Massive bomb blast hits busy highway in Somali capital
A truck bomb at a hotel in Somalia's capital Mogadishu on Saturday has left at least 20 people dead and widespread devastation, with the toll likely to rise.
"Initial reports from emergency departments indicate more than 20 bodies picked up off the street and many more are under the wreckage of buildings destroyed by the blast," Ibrahim Mohammed, a senior police officer told AFP.
The bombing hit a busy part of the city, outside a hotel and beside a busy highway, government security official Mohamed Aden said.
"There was a huge blast caused by a truck loaded with explosives. It went off at the entrance of a hotel alongside the K5 intersection," he said.
There was no immediate claim of responsibility, but the al-Qaeda aligned al-Shabaab carries out frequent bombings and other attacks in the government-controlled capital.
A thick cloud of smoke kicked up by the bomb could be witnessed across the city, with scenes of devastation at the nearby hotel and busy highway the blast took place.
"This was very horrible, the bomb went off alongside the busy road and left many people dead. I saw several dead bodies strewn about but could not count them," said witness Ismail Yusuf. "It was horrible."
Emergency services were overwhelmed as they sought to respond to the bombing.
"This was very horrible incident. The emergency team don't even know how many people they have collected because of the high number of the casualties," said Abdukadir Haji Aden, director of Mogadishu's main Amin Ambulance Service.
"They have collected tens of dead and injured and the work is still ongoing," he said.
The so-called "Kilometre 5" junction is in the Hodan district, a bustling commercial part of the city with many shops, hotels and businesses.
The blast happened near the Safari Hotel, a popular place but not one that is commonly used by government officials.
It is not known whether the hotel was the target on this occasion, but in the past the al-Shabaab has frequently attacked hotels where officials and foreigners stay.
In any case, the devastation caused was widespread. Muhidin Ali, a Mogadishu resident who was close by at the time said it was, "the biggest blast I have ever witnessed, it destroyed the whole area".
"There were dead bodies everywhere and injured people were screaming, some of them from under the rubble of destroyed buildings," said Fadumo Dahir, a witness.
"The whole area looks like a scene from a war," said Ahmed Bare, another witness.

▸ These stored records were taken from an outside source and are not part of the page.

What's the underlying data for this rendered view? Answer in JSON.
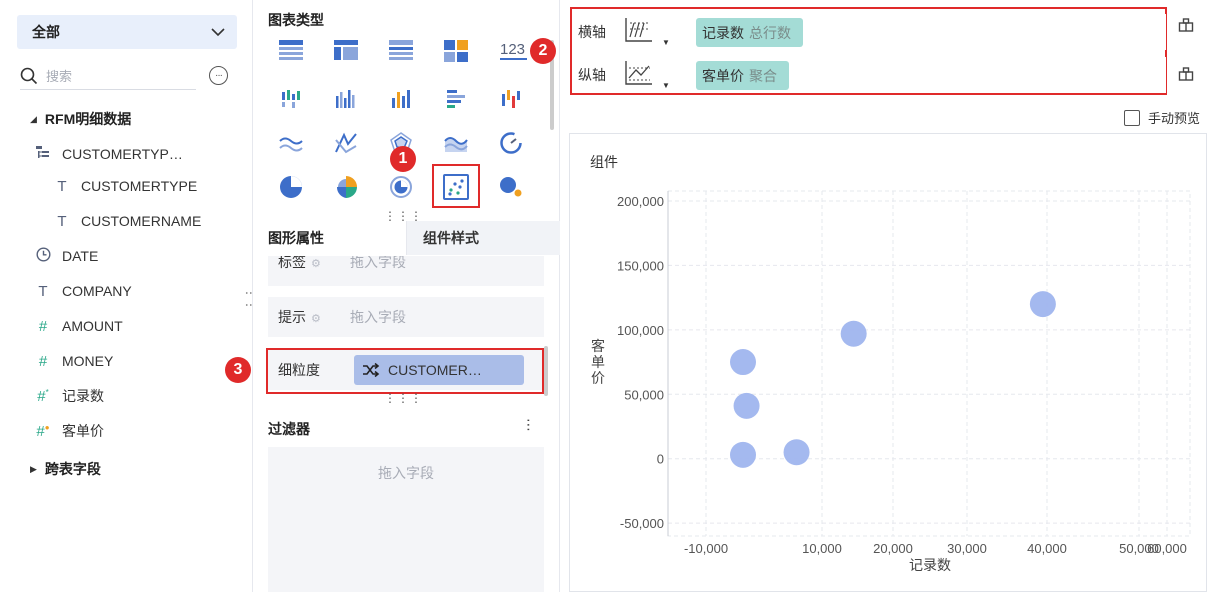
{
  "left_panel": {
    "scope_label": "全部",
    "search_placeholder": "搜索",
    "dataset": "RFM明细数据",
    "fields": [
      {
        "label": "CUSTOMERTYP…",
        "icon": "hierarchy-icon"
      },
      {
        "label": "CUSTOMERTYPE",
        "icon": "text-field-icon"
      },
      {
        "label": "CUSTOMERNAME",
        "icon": "text-field-icon"
      },
      {
        "label": "DATE",
        "icon": "date-field-icon"
      },
      {
        "label": "COMPANY",
        "icon": "text-field-icon"
      },
      {
        "label": "AMOUNT",
        "icon": "number-field-icon"
      },
      {
        "label": "MONEY",
        "icon": "number-field-icon"
      },
      {
        "label": "记录数",
        "icon": "record-count-icon"
      },
      {
        "label": "客单价",
        "icon": "calculated-field-icon"
      }
    ],
    "cross_table": "跨表字段"
  },
  "middle_panel": {
    "chart_type_title": "图表类型",
    "graphic_props_tab": "图形属性",
    "component_style_tab": "组件样式",
    "label_row": {
      "label": "标签",
      "placeholder": "拖入字段"
    },
    "tooltip_row": {
      "label": "提示",
      "placeholder": "拖入字段"
    },
    "granularity_row": {
      "label": "细粒度",
      "value": "CUSTOMER…"
    },
    "filter_title": "过滤器",
    "filter_placeholder": "拖入字段",
    "badges": [
      "1",
      "2",
      "3"
    ]
  },
  "axis_config": {
    "x_label": "横轴",
    "x_field": "记录数",
    "x_agg": "总行数",
    "y_label": "纵轴",
    "y_field": "客单价",
    "y_agg": "聚合",
    "manual_preview": "手动预览"
  },
  "component_title": "组件",
  "chart_data": {
    "type": "scatter",
    "xlabel": "记录数",
    "ylabel": "客单价",
    "x_ticks": [
      "-10,000",
      "10,000",
      "20,000",
      "30,000",
      "40,000",
      "50,000",
      "60,000"
    ],
    "y_ticks": [
      "200,000",
      "150,000",
      "100,000",
      "50,000",
      "0",
      "-50,000"
    ],
    "point_color": "#9fb5ee",
    "points": [
      {
        "x": 0,
        "y": 75000
      },
      {
        "x": 500,
        "y": 41000
      },
      {
        "x": 0,
        "y": 3000
      },
      {
        "x": 7500,
        "y": 5000
      },
      {
        "x": 15500,
        "y": 97000
      },
      {
        "x": 42000,
        "y": 120000
      }
    ]
  }
}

Al-Shabaab was forced out of the capital six years ago by African Union and Somali troops, and subsequently lost control of major towns across southern Somalia.
Yet the al-Qaeda militia has launched attacks on military, government and civilian targets in Somalia.
It has also launched raids in neighbouring Kenya.
Saturday's blast comes two days after Somalia's defence minister and army chief both resigned from their posts without explanation.